Markets

Samsung’s profit jumped nineteenfold. The stock dropped anyway.

The world’s biggest memory maker posted about 89.4 trillion won in operating profit — roughly nineteen times a year ago, and its third straight record. Shares in Seoul still fell as much as 10% before closing down about 7%, because a 150% run-up had already priced the blockbuster in.

N Noah · The Sharp Brief · July 7, 2026 · 3 min read
A technician in a cleanroom bunny suit inspects a silicon memory wafer under bright inspection light

Samsung Electronics just posted the most profitable quarter in its history — and the stock fell out of bed. Shares in Seoul dropped as much as 10% on Tuesday before closing down about 7%, hours after the company reported second-quarter operating profit near 89.4 trillion won, roughly $58 billion. That is close to nineteen times what Samsung earned a year earlier, and its third straight record quarter. By some tallies it was enough to pass Nvidia as the most profitable company on the planet last quarter. The market’s response was to sell.

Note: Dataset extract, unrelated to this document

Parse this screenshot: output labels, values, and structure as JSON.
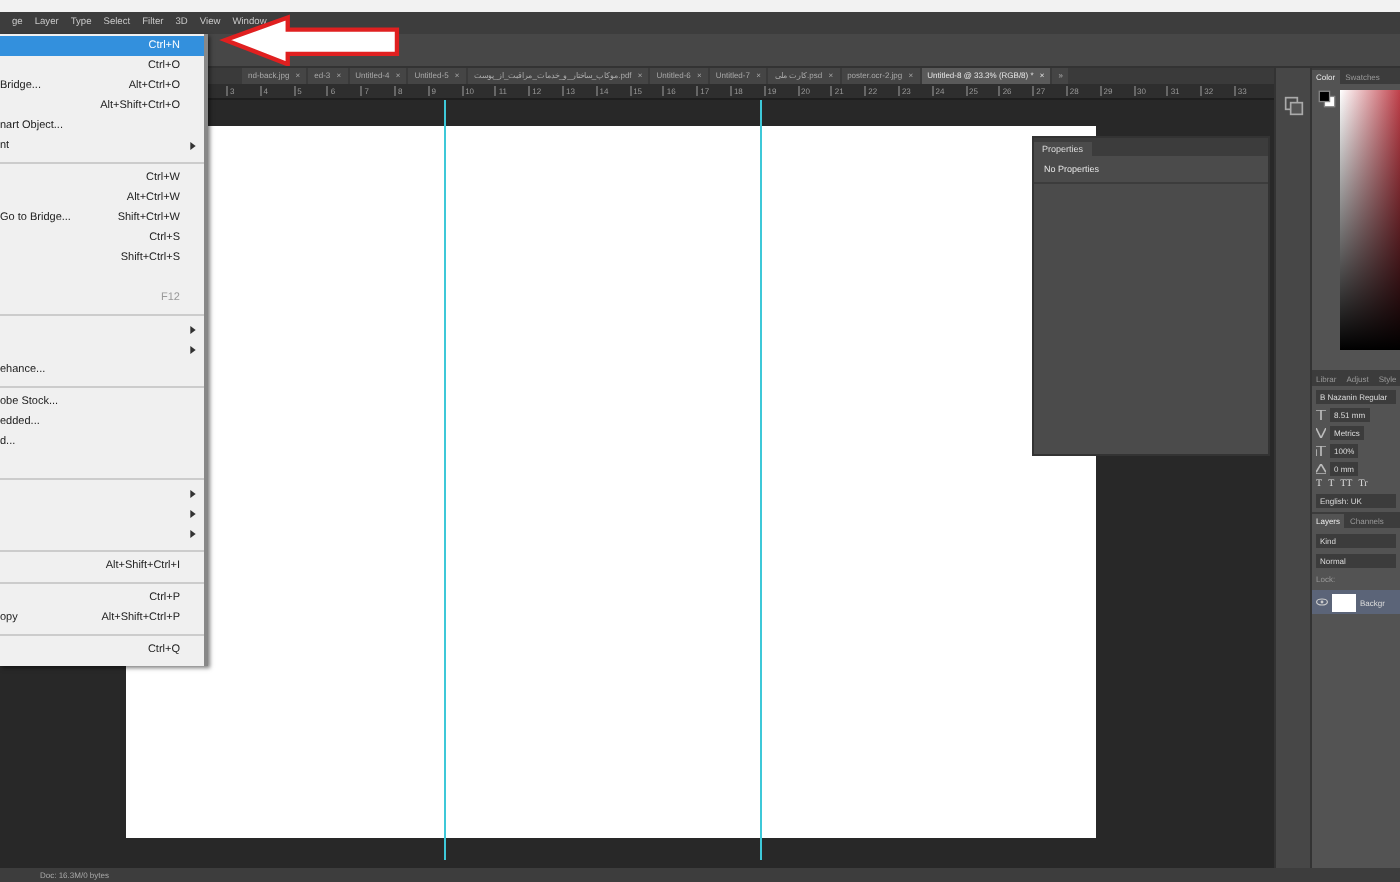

The tell is in the setup. Samsung had already run up roughly 150% this year on the memory boom that dragged the whole storage aisle into the AI trade. By the time a blockbuster actually printed, the blockbuster was the expectation, not the surprise. Revenue came in near 171 trillion won — more than double a year ago — but still landed short of what analysts had penciled in. When a stock is priced for perfection, a record with an asterisk reads like a miss.

The pain didn’t stay in Seoul. Micron slid about 5% and Sandisk more than 4% in early US trading, with KLA, Marvell, Broadcom and AMD all lower — the same memory-and-chip complex that SK Hynix’s record listing was supposed to crown. Yet the Dow pushed to a fresh all-time intraday high, up about 0.2%, even as the S&P 500 slipped 0.2% and the Nasdaq fell 0.7%. Money didn’t leave. It rotated — into healthcare, with Eli Lilly up more than 2%, into financials like JPMorgan, and into a few Big Tech names such as Microsoft. The AI trade got trimmed; the index got carried by everything that isn’t it.

Our take: This is the first real “good news isn’t good enough” moment of the memory supercycle, and it matters more than a 7% drop suggests. A nineteenfold profit gain is not a soft quarter — it is a monster. When a monster can’t lift the stock, the bar has moved somewhere fundamentals may struggle to clear, and the swing factor becomes positioning, not earnings. The rotation underneath is the healthier read: the Dow made a record without the chips carrying it, the opposite of the narrow tape that had everyone nervous last week. Just be clear on what today was. Not a demand scare — an expectations reset. Those are cheaper to recover from than the alternative. They just don’t feel that way while they’re happening.